Hello ladies and gentlemen, sorry I have been MIA for a while. I just left you guys hanging I didn’t say why or anything and I apologize for that. I have been busy. I wrote my last blog about 4 weeks ago around that time I was dealing with a whole bunch of issues, one in particular is that I had to have surgery again. My 7th surgery in the last year. I know, that’s a lot for one person to deal with. I felt as if I was slapped in the face yet again by my eye doctor, I also know he has my best interest at heart and wants for anything for me to be able to see again. The thing is that I am slowly accepting that I may never be able to see again with perfect vision and yeah maybe one day I won’t be able to see very much maybe a blur. So I ask myself when is enough, enough? I told myself that this is it on my right eye and my completely last one will be on my left eye.
I have been covering for the last 2 weeks at home. In that time I had a couple of eye appointments. Same thing, oh the surgery went really well! We won’t be able to see how well this one went until the next one in 2-3 months. That hit me like a ball in the face. I was looking forward to getting that eye patch off and being able to see, but nope I have yet again have an oil pack in my eye.

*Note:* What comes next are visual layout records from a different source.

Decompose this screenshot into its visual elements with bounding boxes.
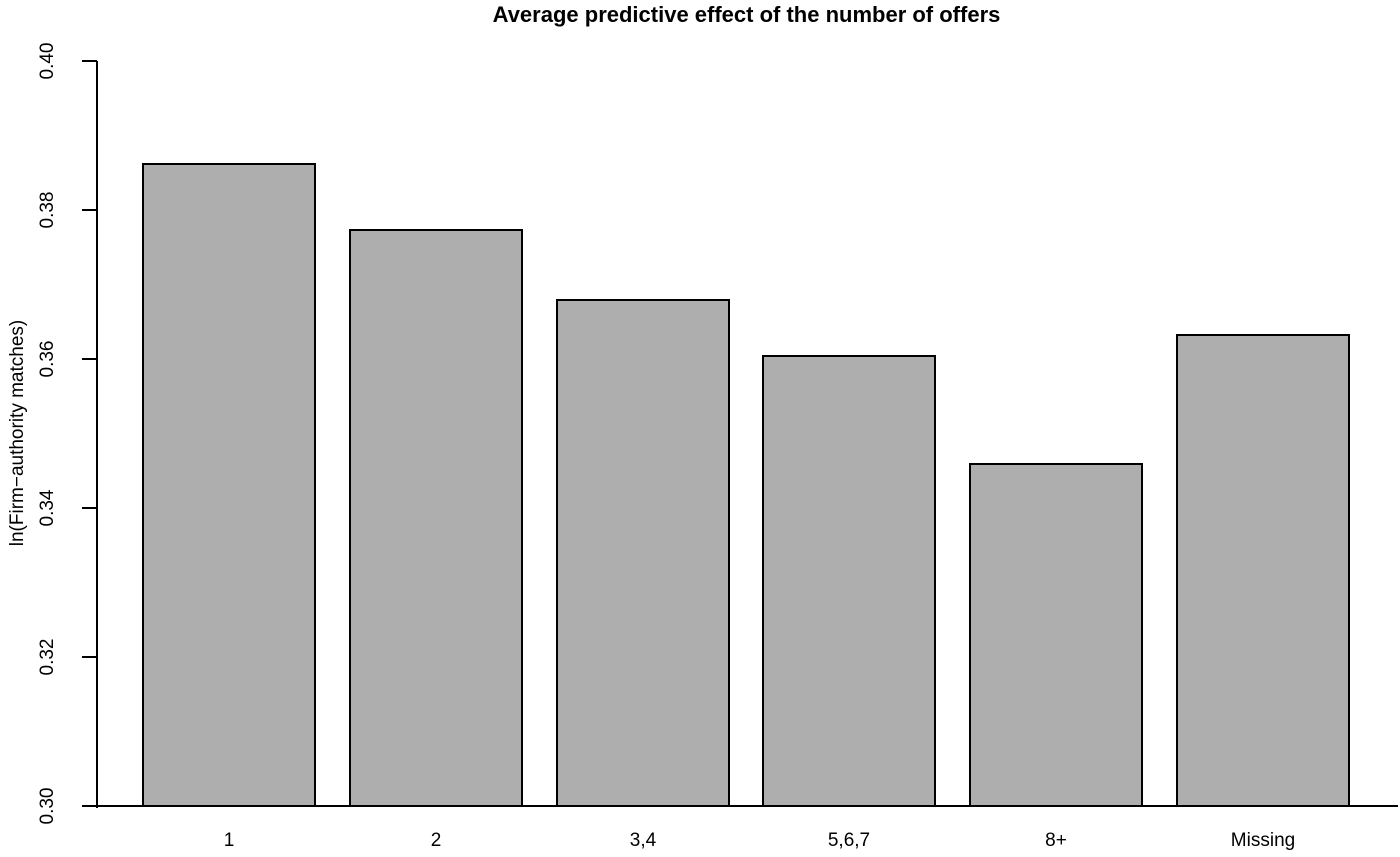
y-tick-label: 0.40 xyxy=(37,42,58,80)
bar-8+ xyxy=(969,463,1143,807)
bar-2 xyxy=(349,229,523,807)
bar-5,6,7 xyxy=(762,355,936,807)
y-tick-label: 0.32 xyxy=(37,638,58,676)
chart-title: Average predictive effect of the number … xyxy=(492,2,1001,27)
x-tick-label: 8+ xyxy=(1045,830,1067,851)
y-axis-label: ln(Firm−authority matches) xyxy=(7,319,28,547)
x-tick-label: Missing xyxy=(1230,830,1296,851)
y-tick-label: 0.36 xyxy=(37,340,58,378)
x-tick-label: 3,4 xyxy=(629,830,657,851)
x-tick-label: 5,6,7 xyxy=(827,830,871,851)
bar-1 xyxy=(142,163,316,807)
x-axis-line xyxy=(82,805,1398,807)
y-tick-mark xyxy=(82,805,97,807)
x-tick-label: 1 xyxy=(223,830,235,851)
y-tick-mark xyxy=(82,358,97,360)
y-tick-label: 0.34 xyxy=(37,489,58,527)
x-tick-label: 2 xyxy=(430,830,442,851)
y-tick-mark xyxy=(82,656,97,658)
bar-3,4 xyxy=(556,299,730,807)
y-tick-mark xyxy=(82,209,97,211)
y-axis-line xyxy=(96,61,98,808)
bar-Missing xyxy=(1176,334,1350,807)
y-tick-mark xyxy=(82,60,97,62)
y-tick-label: 0.30 xyxy=(37,787,58,825)
y-tick-mark xyxy=(82,507,97,509)
y-tick-label: 0.38 xyxy=(37,191,58,229)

While, in my recovery at home I had some time to soul search and truly think about my experiences at Bosma. When I graduate from Bosma I will not think about each individual class or the devices that I learned, but rather how Bosma and in particularly the people, have helped me grow as a person by giving me the tools to be successful. I will look back on the different relationships and interactions I have formed with individuals. Bosma gave me back ME! The people here have made me better and helped make my personal relationships stronger. Life isn’t something I can control. There are things in life we can control and there are others that we can’t. The individuals here have helped me accept this, now I’m not saying I accept it every day, because I’m not perfect.

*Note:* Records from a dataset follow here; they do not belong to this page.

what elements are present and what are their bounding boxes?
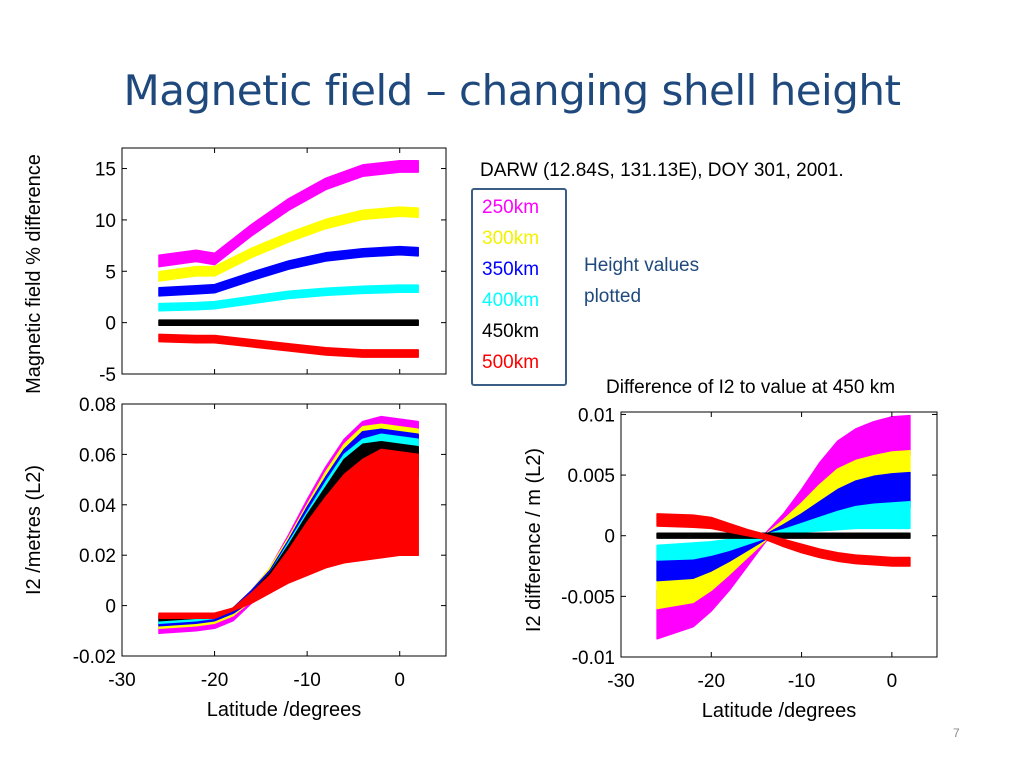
- y-tick-label: 0.005: [567, 466, 615, 487]
- legend-item-250km: 250km: [482, 197, 540, 218]
- x-tick-label: -10: [788, 671, 815, 692]
- y-tick-label: -5: [99, 365, 116, 386]
- x-tick-label: -30: [108, 670, 135, 691]
- series-350km: [158, 245, 419, 297]
- height-legend: 250km 300km 350km 400km 450km 500km: [471, 188, 567, 386]
- x-axis-label: Latitude /degrees: [702, 700, 857, 722]
- series-450km: [656, 532, 911, 539]
- y-tick-label: -0.02: [73, 647, 116, 668]
- x-tick-label: -10: [293, 670, 320, 691]
- series-300km: [158, 206, 419, 282]
- series-group: [158, 160, 419, 358]
- series-250km: [158, 160, 419, 268]
- legend-item-300km: 300km: [482, 228, 540, 249]
- y-tick-label: -0.005: [561, 587, 615, 608]
- y-tick-label: -0.01: [572, 648, 615, 669]
- x-tick-label: -20: [698, 671, 725, 692]
- legend-item-450km: 450km: [482, 321, 540, 342]
- y-tick-label: 0.06: [79, 445, 116, 466]
- slide-title: Magnetic field – changing shell height: [123, 66, 901, 115]
- series-400km: [158, 284, 419, 312]
- x-tick-label: -30: [607, 671, 634, 692]
- station-info: DARW (12.84S, 131.13E), DOY 301, 2001.: [480, 160, 844, 181]
- series-500km: [656, 513, 911, 567]
- plot-frame: [620, 411, 938, 658]
- legend-item-350km: 350km: [482, 259, 540, 280]
- series-group: [158, 415, 419, 635]
- y-tick-label: 0.01: [578, 405, 615, 426]
- series-500km: [158, 333, 419, 358]
- height-note-line1: Height values: [584, 255, 700, 276]
- x-tick-label: 0: [887, 671, 898, 692]
- series-500km: [158, 448, 419, 619]
- y-tick-label: 0: [105, 314, 116, 335]
- series-group: [656, 414, 911, 640]
- chart-i2-difference: -0.01 -0.005 0 0.005 0.01 -30 -20 -10 0 Latitude …: [523, 405, 938, 722]
- x-tick-label: 0: [394, 670, 405, 691]
- y-tick-label: 0.08: [79, 395, 116, 416]
- y-tick-label: 0.04: [79, 496, 116, 517]
- x-axis-label: Latitude /degrees: [207, 699, 362, 721]
- y-tick-label: 10: [95, 211, 116, 232]
- legend-item-500km: 500km: [482, 352, 540, 373]
- chart-mag-field: -5 0 5 10 15 Magnetic field % difference: [23, 147, 447, 394]
- height-note: Height values plotted: [584, 250, 699, 312]
- chart-i2-metres: -0.02 0 0.02 0.04 0.06 0.08 -30 -20 -10 0 Latitude…: [23, 395, 447, 721]
- y-axis-label: I2 difference / m (L2): [523, 448, 545, 632]
- x-tick-label: -20: [201, 670, 228, 691]
- y-tick-label: 15: [95, 160, 116, 181]
- y-tick-label: 5: [105, 262, 116, 283]
- y-tick-label: 0: [604, 527, 615, 548]
- plot-frame: [121, 147, 447, 375]
- page-number: 7: [953, 726, 960, 740]
- y-axis-label: I2 /metres (L2): [23, 465, 45, 595]
- y-axis-label: Magnetic field % difference: [23, 154, 45, 394]
- y-tick-label: 0: [105, 597, 116, 618]
- plot-frame: [121, 403, 447, 657]
- diff-caption: Difference of I2 to value at 450 km: [606, 377, 896, 398]
- y-tick-label: 0.02: [79, 546, 116, 567]
- legend-item-400km: 400km: [482, 290, 540, 311]
- height-note-line2: plotted: [584, 286, 642, 307]
- series-450km: [158, 319, 419, 326]
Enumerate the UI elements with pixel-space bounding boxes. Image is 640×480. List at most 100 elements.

Bosma is a company, but what makes that company successful are the people. The people who work at Bosma will help each and every one make changes, but they won’t let you go through those changes alone. Because, in all honesty, we are not alone in this.
Being here is a chapter in my life that I will never forget. Thank you for reading bits of my story It has been a pleasure writing. Who knows maybe I will create my own blog…To everyone out there, be open to change. You never know what will happen!